The system, as we’ve designed it, is an impediment to science. It was built with noble intentions. It was built on good ideas. But systems are bigger than the intentions and ideas and even the components of which they are constructed. And if we want to change the global behavior of this system, we need to disrupt it entirely. Many good ideas are being floated, like the Public Library of Science and BMJ Open. These efforts have their own problems too, in my opinion, which I’ve discussed before. But they are at least bold, large-scale efforts to make fundamental changes to the dynamics of the system.

Something about university-conducted science is going to change, and soon. Universities, with their aggressive expansion, abandonment of the student-professor dynamic, and total reliance on borrowed money (whether federal or student-loan), are in a bubble that cannot help but pop. There is going to be a disruption in the American higher education system. The question is, will it be a negotiated and guided change, led by competent people with a vision for the future, or will it be a catastrophic failure that results in the extermination of many fine institutions? The way it looks now, I’d bet the latter.

4 Comments leave one →
  1. dsks permalink
    1 February 2013 11:50

    “So one consequence of federal funding is to take some of the greatest scientists in the world, and relieve them of their scientific duties. We built this.”

    Right on. This is why talk of throwing more money at the problem and creating new PIs is so off target. For a PI to survive, they need a team, and thus by broadening the peak of the pyramid we end up proportionately broadening the base and… we’re back where we started vis-a-vis The Great Bottleneck.

    It would be better to increase support for existing PIs, who are currently struggling to make the decreasing value of an RO1 maintain a feasible laboratory workforce without having to scrimp on materials and equipment.

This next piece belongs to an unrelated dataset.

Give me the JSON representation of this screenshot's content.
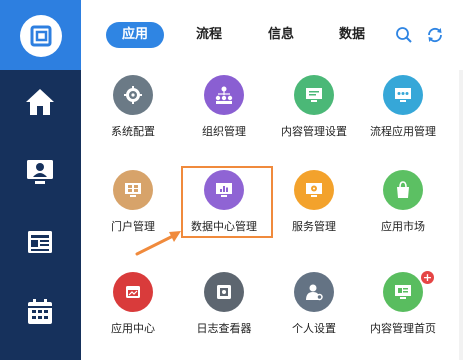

An indirect result of such support would be giving PIs the ability and incentive to retain good senior bench scientists. It shouldn’t matter if a postdoc is in there 15th year if they are skilled and productive and don’t mind working with a salary cap of say $60K. It’s a bizarre, cynical and profoundly counter-efficient ethos that dictates that a scientist, no matter how skilled they might be, or how valuable they might be to an existing research team, must be mothballed if he/she doesn’t obtain a “management” position within an arbitrary time scale. Pair this up with fiddling the incentive structure in a way that encourages institutions to raise the bar on their graduate student selection and I think we might stabilize things a little.